Iran has largely halted tanker traffic through Hormuz using missiles, small boats, and sea mines, despite sustained US strikes on launch sites and naval assets. The US is sending about 4,500 sailors and Marines, including an infantry battalion with helicopters, F-35s, and armored landing craft, and has accelerated deployment of the 11th Marine Expeditionary Unit. Israeli officials said these moves point to an operation aimed at securing Hormuz and possibly seizing Kharg Island, Iran's main oil export terminal, per the Post. "Those Marines aren't coming for decoration," an Israeli official said. Tehran said it would respond to strikes on its oil and gas sites by targeting US-linked energy, IT, and desalination facilities in the Persian Gulf.

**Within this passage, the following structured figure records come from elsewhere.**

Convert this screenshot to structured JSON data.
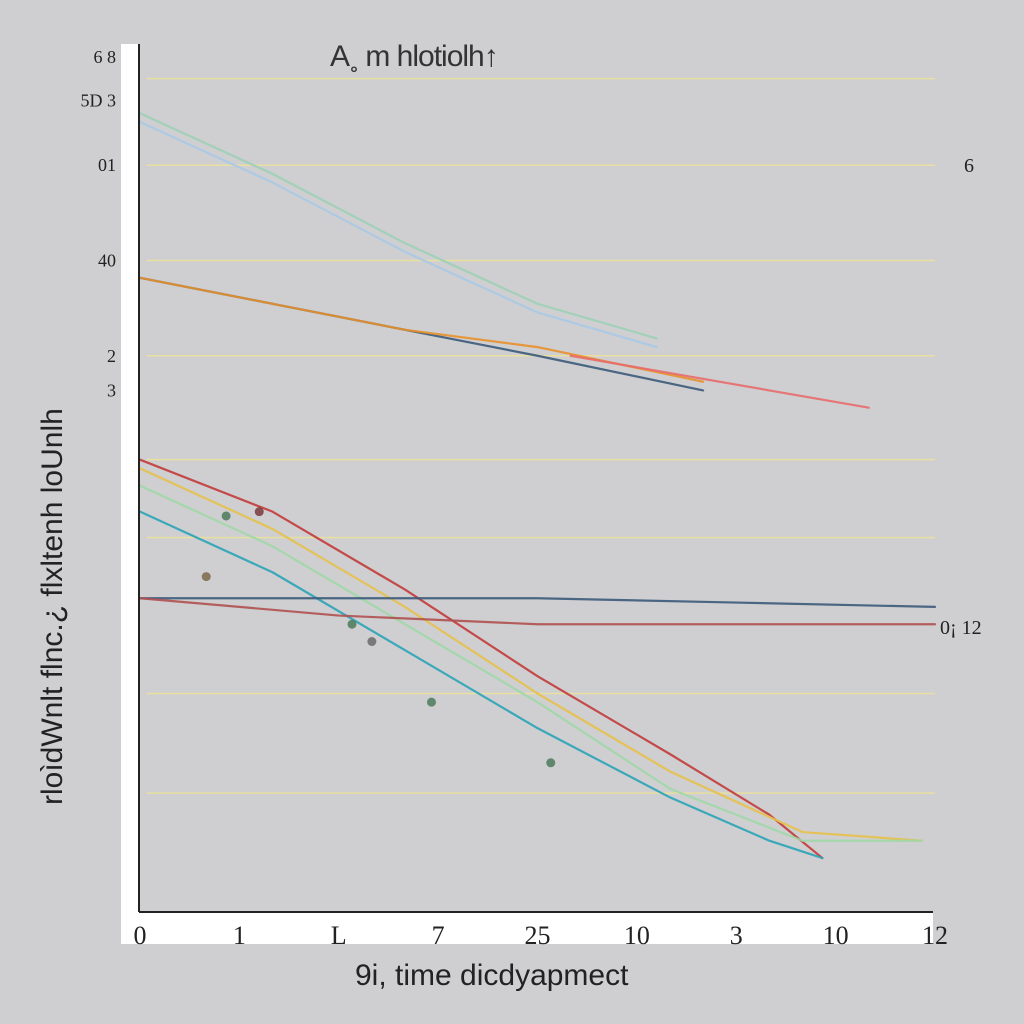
{
  "chart_data": {
    "type": "line",
    "title": "A˳ m hlotiolh↑",
    "xlabel": "9i,   time dicdyapmect",
    "ylabel": "rloìdWnlt flnc.¿ flxltenh loUnlh",
    "x_ticks": [
      "0",
      "1",
      "L",
      "7",
      "25",
      "10",
      "3",
      "10",
      "12"
    ],
    "y_ticks": [
      "6 8",
      "5D 3",
      "01",
      "40",
      "2",
      "3"
    ],
    "right_labels": [
      "6",
      "0¡ 12"
    ],
    "xlim": [
      0,
      12
    ],
    "ylim": [
      0,
      10
    ],
    "grid": true,
    "series": [
      {
        "color": "#9ccfb6",
        "x": [
          0,
          2,
          4,
          6,
          7.8
        ],
        "y": [
          9.2,
          8.5,
          7.7,
          7.0,
          6.6
        ]
      },
      {
        "color": "#a9c9e6",
        "x": [
          0,
          2,
          4,
          6,
          7.8
        ],
        "y": [
          9.1,
          8.4,
          7.6,
          6.9,
          6.5
        ]
      },
      {
        "color": "#3b5a7a",
        "x": [
          0,
          2,
          4,
          6,
          8.5
        ],
        "y": [
          7.3,
          7.0,
          6.7,
          6.4,
          6.0
        ]
      },
      {
        "color": "#e8902a",
        "x": [
          0,
          2,
          4,
          6,
          8.5
        ],
        "y": [
          7.3,
          7.0,
          6.7,
          6.5,
          6.1
        ]
      },
      {
        "color": "#e86a6a",
        "x": [
          6.5,
          8,
          9.5,
          11
        ],
        "y": [
          6.4,
          6.2,
          6.0,
          5.8
        ]
      },
      {
        "color": "#c23a3a",
        "x": [
          0,
          2,
          4,
          6,
          8,
          9.5,
          10.3
        ],
        "y": [
          5.2,
          4.6,
          3.7,
          2.7,
          1.8,
          1.1,
          0.6
        ]
      },
      {
        "color": "#e6c04a",
        "x": [
          0,
          2,
          4,
          6,
          8,
          10,
          11.8
        ],
        "y": [
          5.1,
          4.4,
          3.5,
          2.5,
          1.6,
          0.9,
          0.8
        ]
      },
      {
        "color": "#9ed7a6",
        "x": [
          0,
          2,
          4,
          6,
          8,
          10,
          11.8
        ],
        "y": [
          4.9,
          4.2,
          3.3,
          2.4,
          1.4,
          0.8,
          0.8
        ]
      },
      {
        "color": "#2aa3b7",
        "x": [
          0,
          2,
          4,
          6,
          8,
          9.5,
          10.3
        ],
        "y": [
          4.6,
          3.9,
          3.0,
          2.1,
          1.3,
          0.8,
          0.6
        ]
      },
      {
        "color": "#3b5a7a",
        "x": [
          0,
          3,
          6,
          9,
          12
        ],
        "y": [
          3.6,
          3.6,
          3.6,
          3.55,
          3.5
        ]
      },
      {
        "color": "#b05050",
        "x": [
          0,
          3,
          6,
          9,
          12
        ],
        "y": [
          3.6,
          3.4,
          3.3,
          3.3,
          3.3
        ]
      }
    ],
    "markers": [
      {
        "color": "#4a7a5a",
        "x": 1.3,
        "y": 4.55
      },
      {
        "color": "#7a3a3a",
        "x": 1.8,
        "y": 4.6
      },
      {
        "color": "#7a6a4a",
        "x": 1.0,
        "y": 3.85
      },
      {
        "color": "#4a7a5a",
        "x": 3.2,
        "y": 3.3
      },
      {
        "color": "#6a6a6a",
        "x": 3.5,
        "y": 3.1
      },
      {
        "color": "#4a7a5a",
        "x": 4.4,
        "y": 2.4
      },
      {
        "color": "#4a7a5a",
        "x": 6.2,
        "y": 1.7
      }
    ]
  }
}
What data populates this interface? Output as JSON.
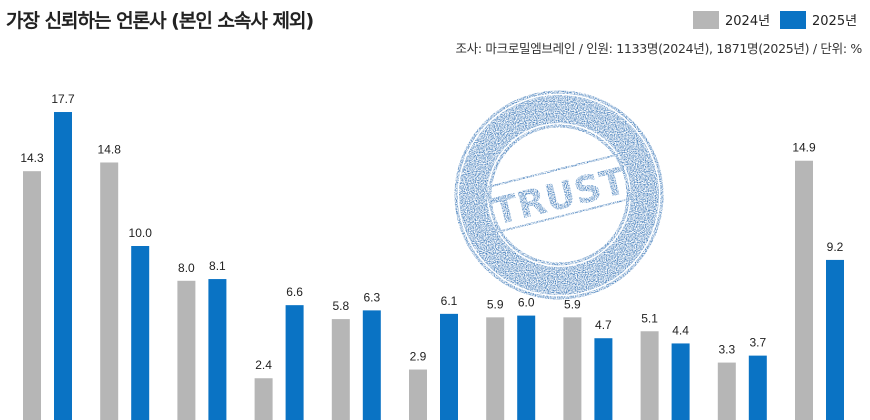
{
  "chart_data": {
    "type": "bar",
    "title": "가장 신뢰하는 언론사 (본인 소속사 제외)",
    "source": "조사: 마크로밀엠브레인 / 인원: 1133명(2024년), 1871명(2025년) / 단위: %",
    "categories": [
      "",
      "",
      "",
      "",
      "",
      "",
      "",
      "",
      "",
      "",
      ""
    ],
    "series": [
      {
        "name": "2024년",
        "color": "#b6b6b6",
        "values": [
          14.3,
          14.8,
          8.0,
          2.4,
          5.8,
          2.9,
          5.9,
          5.9,
          5.1,
          3.3,
          14.9
        ]
      },
      {
        "name": "2025년",
        "color": "#0a73c4",
        "values": [
          17.7,
          10.0,
          8.1,
          6.6,
          6.3,
          6.1,
          6.0,
          4.7,
          4.4,
          3.7,
          9.2
        ]
      }
    ],
    "ylim": [
      0,
      20
    ],
    "grid": false,
    "legend_position": "top-right",
    "stamp_text": "TRUST",
    "stamp_color": "#2f6fb3"
  }
}
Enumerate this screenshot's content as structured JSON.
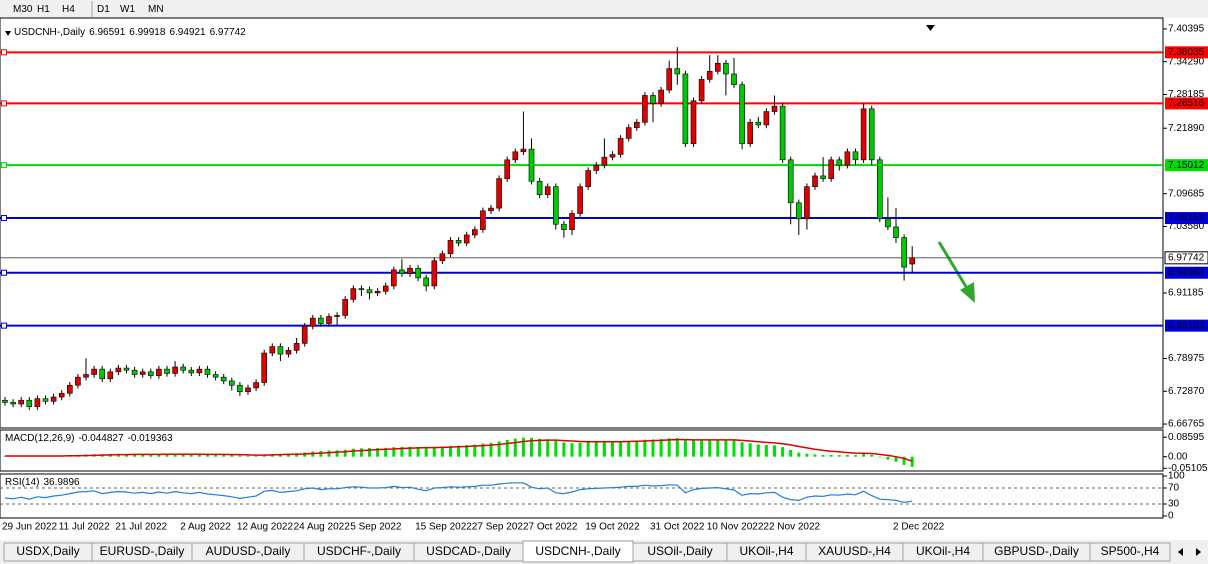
{
  "toolbar": [
    "M30",
    "H1",
    "H4",
    "D1",
    "W1",
    "MN"
  ],
  "tabs": [
    "USDX,Daily",
    "EURUSD-,Daily",
    "AUDUSD-,Daily",
    "USDCHF-,Daily",
    "USDCAD-,Daily",
    "USDCNH-,Daily",
    "USOil-,Daily",
    "UKOil-,H4",
    "XAUUSD-,H4",
    "UKOil-,H4",
    "GBPUSD-,Daily",
    "SP500-,H4"
  ],
  "active_tab": 5,
  "chart_data": [
    {
      "type": "candlestick",
      "title": "USDCNH-,Daily",
      "bull_color": "#e00000",
      "bear_color": "#00c800",
      "x": [
        "29 Jun 2022",
        null,
        null,
        null,
        null,
        null,
        null,
        "11 Jul 2022",
        null,
        null,
        null,
        null,
        null,
        null,
        "21 Jul 2022",
        null,
        null,
        null,
        null,
        null,
        null,
        null,
        "2 Aug 2022",
        null,
        null,
        null,
        null,
        null,
        null,
        "12 Aug 2022",
        null,
        null,
        null,
        null,
        null,
        null,
        "24 Aug 2022",
        null,
        null,
        null,
        null,
        null,
        null,
        "5 Sep 2022",
        null,
        null,
        null,
        null,
        null,
        null,
        null,
        "15 Sep 2022",
        null,
        null,
        null,
        null,
        null,
        null,
        "27 Sep 2022",
        null,
        null,
        null,
        null,
        null,
        null,
        "7 Oct 2022",
        null,
        null,
        null,
        null,
        null,
        null,
        "19 Oct 2022",
        null,
        null,
        null,
        null,
        null,
        null,
        null,
        "31 Oct 2022",
        null,
        null,
        null,
        null,
        null,
        null,
        "10 Nov 2022",
        null,
        null,
        null,
        null,
        null,
        null,
        "22 Nov 2022",
        null,
        null,
        null,
        null,
        null,
        null,
        null,
        null,
        null,
        null,
        null,
        null,
        null,
        null,
        null,
        "2 Dec 2022",
        null,
        null
      ],
      "open": [
        6.712,
        6.708,
        6.705,
        6.712,
        6.7,
        6.715,
        6.71,
        6.718,
        6.725,
        6.74,
        6.755,
        6.76,
        6.77,
        6.752,
        6.765,
        6.772,
        6.768,
        6.76,
        6.765,
        6.758,
        6.77,
        6.762,
        6.774,
        6.768,
        6.763,
        6.77,
        6.76,
        6.755,
        6.748,
        6.74,
        6.728,
        6.735,
        6.745,
        6.8,
        6.812,
        6.798,
        6.805,
        6.818,
        6.85,
        6.865,
        6.855,
        6.868,
        6.87,
        6.9,
        6.92,
        6.918,
        6.912,
        6.915,
        6.925,
        6.955,
        6.948,
        6.958,
        6.94,
        6.925,
        6.972,
        6.985,
        7.01,
        7.005,
        7.02,
        7.03,
        7.065,
        7.07,
        7.125,
        7.16,
        7.175,
        7.18,
        7.12,
        7.095,
        7.11,
        7.04,
        7.03,
        7.06,
        7.11,
        7.14,
        7.15,
        7.165,
        7.17,
        7.2,
        7.22,
        7.23,
        7.28,
        7.265,
        7.29,
        7.33,
        7.32,
        7.19,
        7.27,
        7.31,
        7.325,
        7.34,
        7.32,
        7.3,
        7.19,
        7.23,
        7.225,
        7.25,
        7.26,
        7.16,
        7.08,
        7.05,
        7.11,
        7.13,
        7.125,
        7.16,
        7.15,
        7.175,
        7.16,
        7.255,
        7.16,
        7.05,
        7.035,
        7.015,
        6.96591
      ],
      "high": [
        6.718,
        6.714,
        6.718,
        6.718,
        6.721,
        6.721,
        6.724,
        6.731,
        6.746,
        6.761,
        6.79,
        6.776,
        6.776,
        6.771,
        6.778,
        6.778,
        6.774,
        6.771,
        6.771,
        6.776,
        6.776,
        6.785,
        6.78,
        6.774,
        6.776,
        6.776,
        6.766,
        6.761,
        6.754,
        6.746,
        6.741,
        6.751,
        6.806,
        6.818,
        6.818,
        6.811,
        6.828,
        6.856,
        6.871,
        6.871,
        6.874,
        6.876,
        6.906,
        6.926,
        6.926,
        6.924,
        6.921,
        6.931,
        6.961,
        6.975,
        6.964,
        6.964,
        6.946,
        6.978,
        6.991,
        7.016,
        7.016,
        7.026,
        7.036,
        7.071,
        7.076,
        7.131,
        7.166,
        7.181,
        7.25,
        7.2,
        7.126,
        7.116,
        7.116,
        7.046,
        7.066,
        7.116,
        7.146,
        7.156,
        7.2,
        7.176,
        7.206,
        7.226,
        7.236,
        7.286,
        7.286,
        7.296,
        7.345,
        7.37,
        7.326,
        7.276,
        7.316,
        7.355,
        7.355,
        7.346,
        7.35,
        7.306,
        7.236,
        7.24,
        7.256,
        7.28,
        7.266,
        7.166,
        7.086,
        7.116,
        7.136,
        7.165,
        7.166,
        7.166,
        7.181,
        7.181,
        7.265,
        7.261,
        7.166,
        7.09,
        7.07,
        7.021,
        6.99918
      ],
      "low": [
        6.702,
        6.699,
        6.699,
        6.694,
        6.694,
        6.704,
        6.704,
        6.712,
        6.719,
        6.734,
        6.749,
        6.754,
        6.746,
        6.746,
        6.759,
        6.762,
        6.754,
        6.754,
        6.752,
        6.752,
        6.756,
        6.756,
        6.762,
        6.757,
        6.757,
        6.754,
        6.749,
        6.742,
        6.73,
        6.72,
        6.722,
        6.729,
        6.739,
        6.794,
        6.785,
        6.792,
        6.799,
        6.812,
        6.844,
        6.849,
        6.849,
        6.85,
        6.864,
        6.894,
        6.906,
        6.9,
        6.906,
        6.909,
        6.919,
        6.942,
        6.942,
        6.934,
        6.915,
        6.919,
        6.966,
        6.979,
        6.999,
        6.999,
        7.014,
        7.024,
        7.059,
        7.064,
        7.119,
        7.154,
        7.169,
        7.114,
        7.089,
        7.089,
        7.03,
        7.015,
        7.02,
        7.054,
        7.104,
        7.134,
        7.144,
        7.159,
        7.164,
        7.194,
        7.214,
        7.224,
        7.23,
        7.259,
        7.284,
        7.3,
        7.184,
        7.184,
        7.264,
        7.304,
        7.319,
        7.28,
        7.294,
        7.18,
        7.184,
        7.219,
        7.219,
        7.244,
        7.154,
        7.04,
        7.02,
        7.03,
        7.104,
        7.119,
        7.119,
        7.14,
        7.144,
        7.15,
        7.154,
        7.15,
        7.044,
        7.029,
        7.005,
        6.935,
        6.94921
      ],
      "close": [
        6.708,
        6.705,
        6.712,
        6.7,
        6.715,
        6.71,
        6.718,
        6.725,
        6.74,
        6.755,
        6.76,
        6.77,
        6.752,
        6.765,
        6.772,
        6.768,
        6.76,
        6.765,
        6.758,
        6.77,
        6.762,
        6.774,
        6.768,
        6.763,
        6.77,
        6.76,
        6.755,
        6.748,
        6.74,
        6.728,
        6.735,
        6.745,
        6.8,
        6.812,
        6.798,
        6.805,
        6.818,
        6.85,
        6.865,
        6.855,
        6.868,
        6.87,
        6.9,
        6.92,
        6.918,
        6.912,
        6.915,
        6.925,
        6.955,
        6.948,
        6.958,
        6.94,
        6.925,
        6.972,
        6.985,
        7.01,
        7.005,
        7.02,
        7.03,
        7.065,
        7.07,
        7.125,
        7.16,
        7.175,
        7.18,
        7.12,
        7.095,
        7.11,
        7.04,
        7.03,
        7.06,
        7.11,
        7.14,
        7.15,
        7.165,
        7.17,
        7.2,
        7.22,
        7.23,
        7.28,
        7.265,
        7.29,
        7.33,
        7.32,
        7.19,
        7.27,
        7.31,
        7.325,
        7.34,
        7.32,
        7.3,
        7.19,
        7.23,
        7.225,
        7.25,
        7.26,
        7.16,
        7.08,
        7.05,
        7.11,
        7.13,
        7.125,
        7.16,
        7.15,
        7.175,
        7.16,
        7.255,
        7.16,
        7.05,
        7.035,
        7.015,
        6.96,
        6.97742
      ],
      "ylim": [
        6.6603,
        7.4243
      ],
      "yticks": [
        7.40395,
        {
          "value": 7.3429,
          "label": "7.34290"
        },
        7.28185,
        {
          "value": 7.2189,
          "label": "7.21890"
        },
        7.09685,
        {
          "value": 7.0358,
          "label": "7.03580"
        },
        6.91185,
        6.78975,
        {
          "value": 6.7287,
          "label": "6.72870"
        },
        6.66765
      ],
      "levels": [
        {
          "value": 7.36035,
          "color": "#ff0000"
        },
        {
          "value": 7.26516,
          "color": "#ff0000"
        },
        {
          "value": 7.15012,
          "color": "#00dd00"
        },
        {
          "value": 7.05152,
          "color": "#0000dd"
        },
        {
          "value": 6.94963,
          "color": "#0000dd"
        },
        {
          "value": 6.85103,
          "color": "#0000dd"
        }
      ]
    },
    {
      "type": "macd",
      "title": "MACD(12,26,9)",
      "color": "#00e000",
      "signal_color": "#e00000",
      "values": [
        0.002,
        0.002,
        0.003,
        0.002,
        0.003,
        0.003,
        0.004,
        0.005,
        0.006,
        0.008,
        0.01,
        0.011,
        0.011,
        0.012,
        0.012,
        0.012,
        0.011,
        0.011,
        0.011,
        0.011,
        0.011,
        0.011,
        0.011,
        0.01,
        0.01,
        0.01,
        0.009,
        0.008,
        0.007,
        0.005,
        0.004,
        0.004,
        0.008,
        0.011,
        0.012,
        0.013,
        0.015,
        0.019,
        0.023,
        0.025,
        0.027,
        0.028,
        0.031,
        0.035,
        0.037,
        0.038,
        0.038,
        0.039,
        0.042,
        0.043,
        0.044,
        0.043,
        0.041,
        0.043,
        0.045,
        0.048,
        0.049,
        0.051,
        0.053,
        0.058,
        0.061,
        0.067,
        0.074,
        0.08,
        0.084,
        0.083,
        0.079,
        0.077,
        0.07,
        0.063,
        0.06,
        0.061,
        0.063,
        0.064,
        0.066,
        0.066,
        0.068,
        0.07,
        0.071,
        0.075,
        0.076,
        0.078,
        0.081,
        0.082,
        0.073,
        0.072,
        0.073,
        0.074,
        0.076,
        0.075,
        0.073,
        0.064,
        0.059,
        0.054,
        0.052,
        0.05,
        0.042,
        0.03,
        0.018,
        0.013,
        0.01,
        0.008,
        0.008,
        0.007,
        0.008,
        0.007,
        0.013,
        0.008,
        -0.003,
        -0.013,
        -0.022,
        -0.036,
        -0.044827
      ],
      "signal": [
        0.003,
        0.003,
        0.003,
        0.003,
        0.003,
        0.003,
        0.003,
        0.003,
        0.004,
        0.004,
        0.005,
        0.006,
        0.007,
        0.008,
        0.009,
        0.009,
        0.01,
        0.01,
        0.01,
        0.01,
        0.011,
        0.011,
        0.011,
        0.011,
        0.011,
        0.01,
        0.01,
        0.01,
        0.009,
        0.009,
        0.008,
        0.007,
        0.007,
        0.008,
        0.009,
        0.01,
        0.011,
        0.012,
        0.014,
        0.016,
        0.018,
        0.02,
        0.022,
        0.025,
        0.027,
        0.029,
        0.031,
        0.033,
        0.034,
        0.036,
        0.038,
        0.039,
        0.04,
        0.04,
        0.041,
        0.042,
        0.044,
        0.045,
        0.047,
        0.049,
        0.051,
        0.054,
        0.058,
        0.062,
        0.067,
        0.07,
        0.072,
        0.073,
        0.073,
        0.071,
        0.069,
        0.067,
        0.066,
        0.066,
        0.066,
        0.066,
        0.066,
        0.067,
        0.068,
        0.069,
        0.071,
        0.072,
        0.074,
        0.075,
        0.075,
        0.074,
        0.074,
        0.074,
        0.074,
        0.074,
        0.074,
        0.072,
        0.069,
        0.066,
        0.063,
        0.061,
        0.057,
        0.052,
        0.045,
        0.039,
        0.033,
        0.028,
        0.024,
        0.021,
        0.018,
        0.016,
        0.015,
        0.014,
        0.01,
        0.006,
        0.0,
        -0.008,
        -0.019363
      ],
      "ylim": [
        -0.063,
        0.1176
      ],
      "yticks": [
        0.08595,
        {
          "value": 0,
          "label": "0.00"
        },
        -0.051055
      ]
    },
    {
      "type": "line",
      "title": "RSI(14)",
      "color": "#1e7fe0",
      "values": [
        45,
        43,
        47,
        42,
        48,
        46,
        50,
        52,
        56,
        60,
        61,
        63,
        56,
        59,
        61,
        60,
        57,
        59,
        56,
        60,
        57,
        61,
        58,
        56,
        59,
        55,
        53,
        51,
        48,
        44,
        47,
        50,
        62,
        64,
        59,
        61,
        63,
        68,
        70,
        66,
        68,
        68,
        71,
        73,
        72,
        70,
        70,
        71,
        74,
        71,
        72,
        67,
        63,
        70,
        71,
        73,
        72,
        73,
        74,
        77,
        77,
        80,
        82,
        83,
        83,
        72,
        68,
        70,
        58,
        56,
        60,
        66,
        68,
        69,
        70,
        71,
        72,
        74,
        74,
        77,
        75,
        76,
        78,
        77,
        58,
        66,
        69,
        70,
        71,
        68,
        65,
        52,
        56,
        55,
        58,
        59,
        47,
        41,
        39,
        47,
        50,
        49,
        53,
        52,
        55,
        53,
        62,
        51,
        42,
        41,
        39,
        34,
        36.9896
      ],
      "ylim": [
        0,
        100
      ],
      "yticks": [
        100,
        70,
        30,
        0
      ]
    }
  ]
}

Trump is cycling through what the AP calls "an increasingly desperate list of options" to open the strait. While his aides defended the threat as a hard-edged strategy, Democrats frame it as an indication the president miscalculated what it would take to get out of a geopolitical mire. "Trump has no plan to reopen the Strait of Hormuz, so he is threatening to attack Iran's civil power plants," said Sen. Ed Markey, adding: "This would be a war crime." Responding to Trump's post, Sen. Chris Murphy said, "He's lost control of the war and he is panicking."